Regulations that work.

AuthorClaybrook, Joan
PositionTen rules that have made our lives better

REGULATIONS THAT WORK

When Jonas Salk discovered a vaccine for polio, the news was welcomed by The New York Times as "one of the greatest triumphs in the history of medicine.' The serum's widespread use lowered the incidence of polio from 21,000 cases in 1952 to fewer than 900 in 1962. Thanks to Salk, proclaimed the cover of Time magazine, "generations will grow up free.'

Salk's considerable achievement drew praise because it was the work of one easily identifiable hero against a disease that was widely known and feared. We are not so quick to support great potential strides in public health when they are made by the federal government and when they take on not bacterial but man-made killers.
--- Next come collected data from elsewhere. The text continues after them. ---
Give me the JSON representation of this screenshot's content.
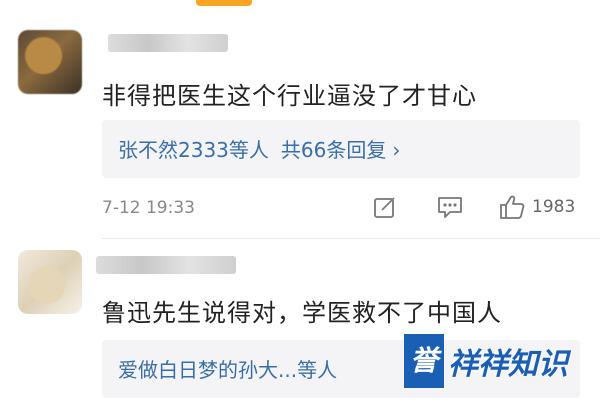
{
  "comments": [
    {
      "text": "非得把医生这个行业逼没了才甘心",
      "reply": {
        "names": "张不然2333等人",
        "count_label": "共66条回复"
      },
      "time": "7-12 19:33",
      "likes": "1983"
    },
    {
      "text": "鲁迅先生说得对，学医救不了中国人",
      "reply": {
        "names": "爱做白日梦的孙大...等人"
      }
    }
  ],
  "icons": {
    "reply": "edit-icon",
    "comment": "comment-icon",
    "like": "thumbs-up-icon",
    "chevron": "chevron-right-icon"
  },
  "watermark": {
    "badge": "誉",
    "text": "祥祥知识"
  },
  "colors": {
    "accent": "#f6a623",
    "link": "#3a6ea8",
    "brand": "#1a5fb4"
  }
}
In 1984, for example, the Environmental Protection Agency proposed a new rule to reduce the amount of lead in regular gasoline. The rule, which went into effect in March 1985, will protect an estimated 50,000 children from brain damage due to airborne lead. But because those responsible for this regulation were anonymous bureaucrats, and because the hazard being fought was not an identifiable "disease,' there were no brass bands--only a quick blip on the evening news.

Regulators have not always been quick to respond to health and safety hazards, and when they have, the results often have been disappointing. In many cases, however, the federal government has made great strides toward removing or at least reducing dangers that affect us all. These success stories have gone unsung, particularly in the present conservative climate, where it has become fashionable to denounce all regulation as inherently meddlesome. With a president in office who has shown himself unabashedly hostile to regulation and a Congress entering the tightfisted era of Gramm-Rudman, it's worth considering instances where federal regulators, no less than Dr. Salk, have saved American lives. Herewith, we submit ten regulations that have made a difference.

  1. Safe Drugs: Pre-Market Testing

    There's a reason why you cannot buy "Hamlin's Wizard Oil' or "Warner's Safe Cure for Diabetes' at your corner drug store. Nearly 50 years ago, the Food and Drug Administration determined that these once-popular "medicines' were worthless and banned their sale. Ever since, consumers have been spared costly frauds and, more importantly, serious illness, drug addiction, blindness, and death caused by quack medicines.

    In 1938, 100 people, many of them children, experienced slow, agonizing deaths from a special elixir used to treat streptococcal infection. The next year Congress gave the FDA authority to review and approve drugs before they go on the market. The FDA now requires the pharmaceutical companies to perform rigorous tests, the results of which the FDA scientists review. Although drug companies often complain about the lengthy process, the FDA's drug approval system has saved thousands of lives and prevented millions of adverse drug reactions.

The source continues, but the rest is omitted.